I’ve been composing a post as part of a larger thread on a forum I frequent regarding how I create e-books. And I thought, since a number of people out there are creating e-books for all sorts of reasons, that I would share some thoughts on my favorite piece of software for creating them: Sigil.
For the record, I currently create the initial ePub file by formatting inside LibreOffice (which has improved quite a bit from the first time I tried it), save as an HTML file, convert it to ePub format in Calibre, then tweak it in Sigil.

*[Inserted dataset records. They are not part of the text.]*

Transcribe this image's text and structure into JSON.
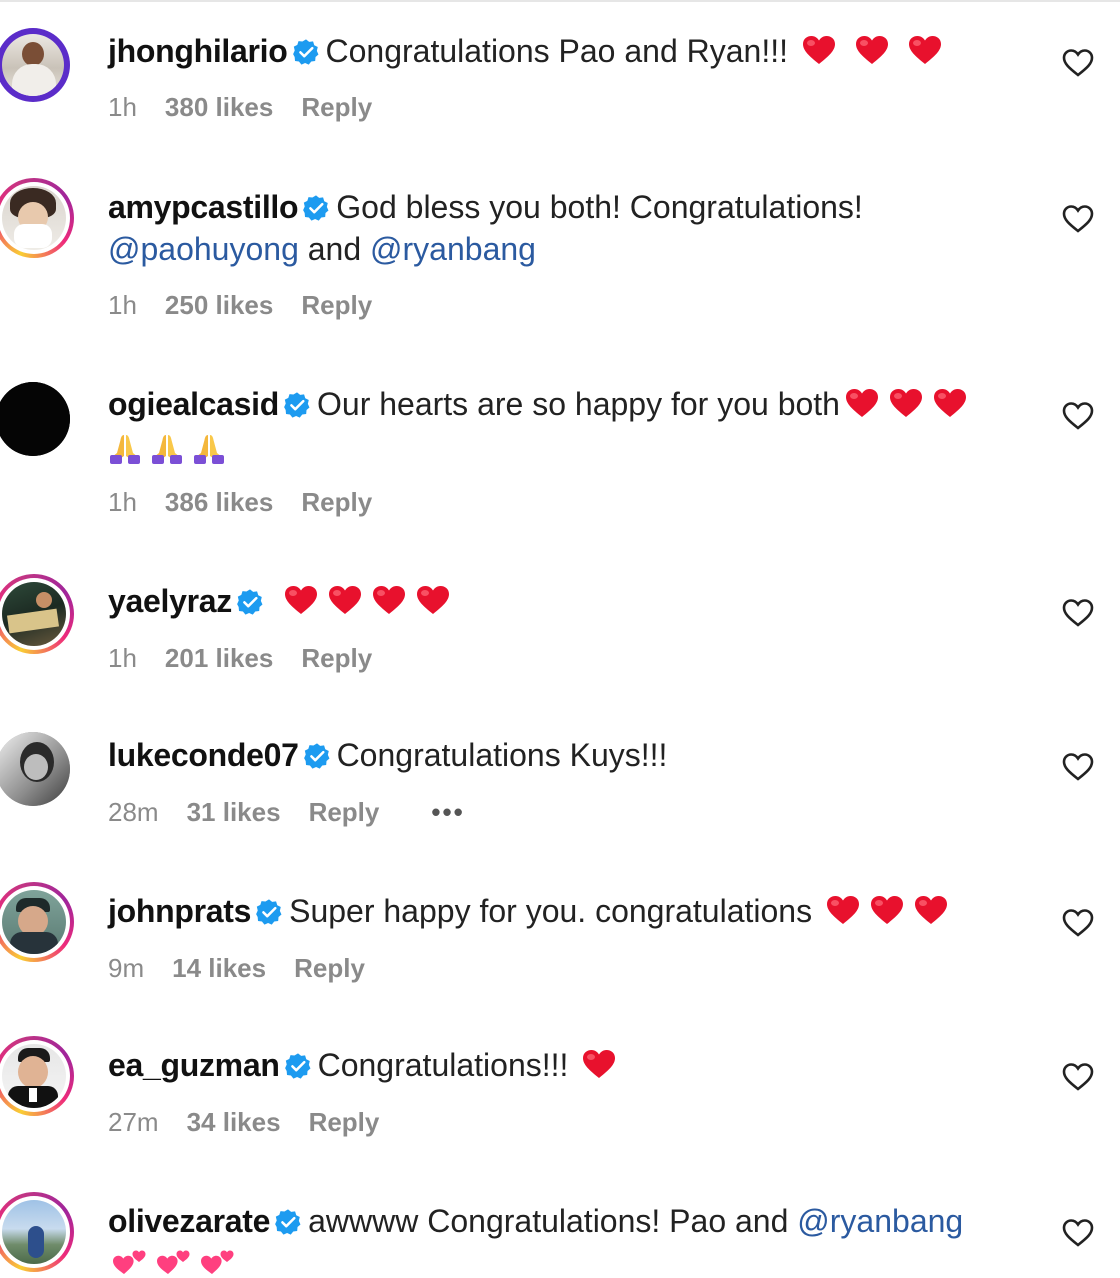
{
  "comments": [
    {
      "username": "jhonghilario",
      "pre": "Congratulations Pao and Ryan!!!",
      "mention1": "",
      "mid": "",
      "mention2": "",
      "post": "",
      "emojis": "hearts-3",
      "time": "1h",
      "likes": "380 likes",
      "reply": "Reply",
      "avatar_icon": "avatar-photo",
      "heart_color": "#e8112d"
    },
    {
      "username": "amypcastillo",
      "pre": "God bless you both! Congratulations!",
      "mention1": "@paohuyong",
      "mid": " and ",
      "mention2": "@ryanbang",
      "post": "",
      "emojis": "none",
      "time": "1h",
      "likes": "250 likes",
      "reply": "Reply",
      "avatar_icon": "avatar-photo"
    },
    {
      "username": "ogiealcasid",
      "pre": "Our hearts are so happy for you both",
      "mention1": "",
      "mid": "",
      "mention2": "",
      "post": "",
      "emojis": "hearts-3-pray-3",
      "time": "1h",
      "likes": "386 likes",
      "reply": "Reply",
      "avatar_icon": "avatar-photo"
    },
    {
      "username": "yaelyraz",
      "pre": "",
      "mention1": "",
      "mid": "",
      "mention2": "",
      "post": "",
      "emojis": "hearts-4",
      "time": "1h",
      "likes": "201 likes",
      "reply": "Reply",
      "avatar_icon": "avatar-photo"
    },
    {
      "username": "lukeconde07",
      "pre": "Congratulations Kuys!!!",
      "mention1": "",
      "mid": "",
      "mention2": "",
      "post": "",
      "emojis": "none",
      "time": "28m",
      "likes": "31 likes",
      "reply": "Reply",
      "more": "•••",
      "avatar_icon": "avatar-photo"
    },
    {
      "username": "johnprats",
      "pre": "Super happy for you. congratulations",
      "mention1": "",
      "mid": "",
      "mention2": "",
      "post": "",
      "emojis": "hearts-3",
      "time": "9m",
      "likes": "14 likes",
      "reply": "Reply",
      "avatar_icon": "avatar-photo"
    },
    {
      "username": "ea_guzman",
      "pre": "Congratulations!!!",
      "mention1": "",
      "mid": "",
      "mention2": "",
      "post": "",
      "emojis": "hearts-1",
      "time": "27m",
      "likes": "34 likes",
      "reply": "Reply",
      "avatar_icon": "avatar-photo"
    },
    {
      "username": "olivezarate",
      "pre": "awwww Congratulations! Pao and ",
      "mention1": "@ryanbang",
      "mid": "",
      "mention2": "",
      "post": "",
      "emojis": "two-hearts-3",
      "time": "",
      "likes": "",
      "reply": "",
      "avatar_icon": "avatar-photo"
    }
  ],
  "colors": {
    "verified": "#1d9bf0",
    "heart": "#e8112d",
    "mention": "#2b5aa0",
    "meta": "#8a8a8a"
  }
}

It sounds more time-consuming than it is. The whole process takes just a few hours. The formatting inside LibreOffice takes the longest, but even that has become streamlined because all the styles are set up beforehand, so it’s a mostly a matter of selecting and double-clicking, with some copy-paste here and there for front and back matter (the stuff before and after the actual story). Calibre is where I add the meta-data (which helps search engines find the book), the cover, and put in little things like “no spaces between paragraphs” and “preserve cover aspect ratio.” In the past I would change the outputs so that each shop got its own version, but I’m finding that the best option is to go, for the most part, basic and generic. E-books are meant to be dynamic, and the more that gets added, the more headaches show up in the process.
(In fact, I think that’s a key attitude makers of e-books should have: e-books are not print books. It isn’t supposed to be static. It’s supposed to be dynamic. But I digress…)
Once the e-book is created, though, Sigil is my go-to from that point on. I change errors in it, create the table of contents in it, tweak the code, change the header size, confirm the font-family, etc. I even use Sigil for removing the cover for the Kindle version (which adds the cover automatically in the conversion process).
Sigil even has, as plug-ins, support for Epub 3 and FlightCrew, which allows you to check for errors without having to go to the EpubCheck site.
The best part is that Sigil is a WYSIWYG editor: you can flip between the code and a preview of what your finished book will look like, or you can make changes directly (like turning a line that has the paragraph tag into one with a header tag with a click to the appropriate header button at the top).
The only editor that comes close, imo, is the one that now comes with Calibre. It puts the preview and code next to each other so that you can see the changes as you make them, but it doesn’t have nearly the shortcuts that Sigil has…yet. Until it does, Sigil is still my go-to. *hugs screen*
Sigil is available for Windows and Mac. Last I heard, though, there was no official binary release for Linux for this latest version.